We can barely grapple with the thought of one person being manipulated and forced to work against their will, let alone coming to grips with the 36 million slaves living in our world today. We shake our heads in shock at the $150 billion each year earned by criminals who exploit innocent people—and even though we are ultimately a people of hope, we feel powerless.

Because human trafficking overwhelms us, our natural reaction is to take a reductionist approach. We over-simplify the problem as a “prostitution issue” or a “pornography problem” to find some semblance of control. We conclude that it’s simply a matter of demand while waving off the deeper problems of human brokenness and ignoring the intersectionality of race, gender, economics, and politics.

Or, we distance ourselves from it. We point to the potency of human trafficking in Eastern Europe and Southeast Asia—because trying to solve problems in other countries is easier than trying to solve the problems permeating our own borders. Trying to fix brokenness in other people makes us feel less ashamed than addressing the problems within ourselves.

But combating slavery and abuse in our communities doesn’t mean we’re going to have to have all the answers. It isn’t a quest reserved for the moral elite or the heroes among us. Justice only demands that we try.

What most churches don’t realize is that they’re already on the right track to preventing human trafficking to some degree. In particular, churches with strong outreach ministries to vulnerable populations might be indirectly protecting individuals from exploitation without even knowing it. Despite how the media sensationalizes human trafficking and glamorizes its interventions, fighting against modern-day slavery is more accessible than we may think.

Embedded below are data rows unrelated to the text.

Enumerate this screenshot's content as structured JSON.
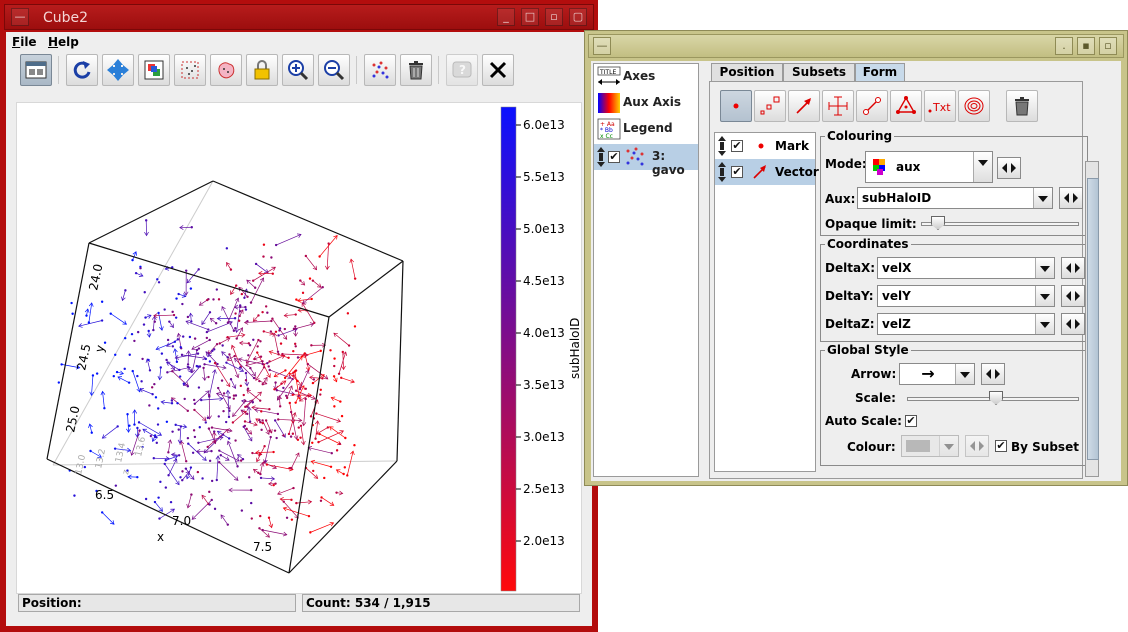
{
  "main_window": {
    "title": "Cube2",
    "menu": [
      "File",
      "Help"
    ],
    "status": {
      "position_label": "Position:",
      "count_label": "Count: 534 / 1,915"
    }
  },
  "plot": {
    "colorbar_label": "subHaloID",
    "colorbar_ticks": [
      "6.0e13",
      "5.5e13",
      "5.0e13",
      "4.5e13",
      "4.0e13",
      "3.5e13",
      "3.0e13",
      "2.5e13",
      "2.0e13"
    ],
    "colorbar_top_color": "#0a10ff",
    "colorbar_bottom_color": "#ff0a0a",
    "x_axis_label": "x",
    "x_ticks": [
      "6.5",
      "7.0",
      "7.5"
    ],
    "y_axis_label": "y",
    "y_ticks": [
      "24.0",
      "24.5",
      "25.0"
    ],
    "z_ticks": [
      "13.0",
      "13.2",
      "13.4",
      "13.6"
    ],
    "z_axis_label": "z"
  },
  "control_window": {
    "layers": [
      {
        "label": "Axes",
        "icon": "axes-icon"
      },
      {
        "label": "Aux Axis",
        "icon": "aux-axis-icon"
      },
      {
        "label": "Legend",
        "icon": "legend-icon"
      },
      {
        "label": "3: gavo",
        "icon": "scatter-layer-icon"
      }
    ],
    "tabs": [
      "Position",
      "Subsets",
      "Form"
    ],
    "active_tab": "Form",
    "forms": [
      {
        "label": "Mark",
        "checked": true
      },
      {
        "label": "Vector",
        "checked": true
      }
    ],
    "colouring": {
      "title": "Colouring",
      "mode_label": "Mode:",
      "mode_value": "aux",
      "aux_label": "Aux:",
      "aux_value": "subHaloID",
      "opaque_label": "Opaque limit:"
    },
    "coordinates": {
      "title": "Coordinates",
      "rows": [
        {
          "label": "DeltaX:",
          "value": "velX"
        },
        {
          "label": "DeltaY:",
          "value": "velY"
        },
        {
          "label": "DeltaZ:",
          "value": "velZ"
        }
      ]
    },
    "global_style": {
      "title": "Global Style",
      "arrow_label": "Arrow:",
      "arrow_value": "→",
      "scale_label": "Scale:",
      "auto_scale_label": "Auto Scale:",
      "auto_scale_checked": true,
      "colour_label": "Colour:",
      "by_subset_label": "By Subset",
      "by_subset_checked": true
    }
  }
}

5 Ways Churches Can Combat Human Trafficking

Prayer is important, but so is action. Any of the following five points are practical ways your church can become an agent of change in addressing human trafficking in our own neighborhoods and around the world:

1. Get involved in the local foster care system.

Anywhere between 50-90% of child sex trafficking victims in the U.S. were involved in child welfare services (source). Churches can help protect at-risk youth by supplying volunteers for local child welfare agencies or supporting families who decide to become foster parents.

2. Serve ethically sourced goods.

Choosing to serve fair or direct trade coffee before or after church services—instead of supporting companies notorious for using slave labor, like Nestlé—is one step in the direction of fostering a church with zero tolerance for slavery. Camano Island Coffee Roasters provides free shipping to coffee club members and gives 10% from every purchase to the Set Free Movement.

3. Mentor youth in your community.

Churches with strong youth programs can help build the self-esteem and spiritual development of youth, which is critical to their resilience against exploitative individuals who prey on children seeking belonging. Shared Hope International provides educational tools on how to protect domestic minors from sex trafficking.

4. Get to know newcomers in your church.

The vulnerabilities faced by migrant workers, refugees, and individuals with an immigrant status may put them at risk for labor trafficking and other forms of exploitation. Learn to identify the signs of human trafficking and call the national human trafficking hotline number if you notice something suspicious: 1.888.373.7888.

5. Sponsoring children locally and globally.

Individuals or churches who give financially to organizations like International Child Care Ministries are helping to give children access to food, education, and medical care, which creates a ripple effect benefiting entire families and communities.

We are not helpless. We each have a place, a role in standing against human trafficking. What will yours be?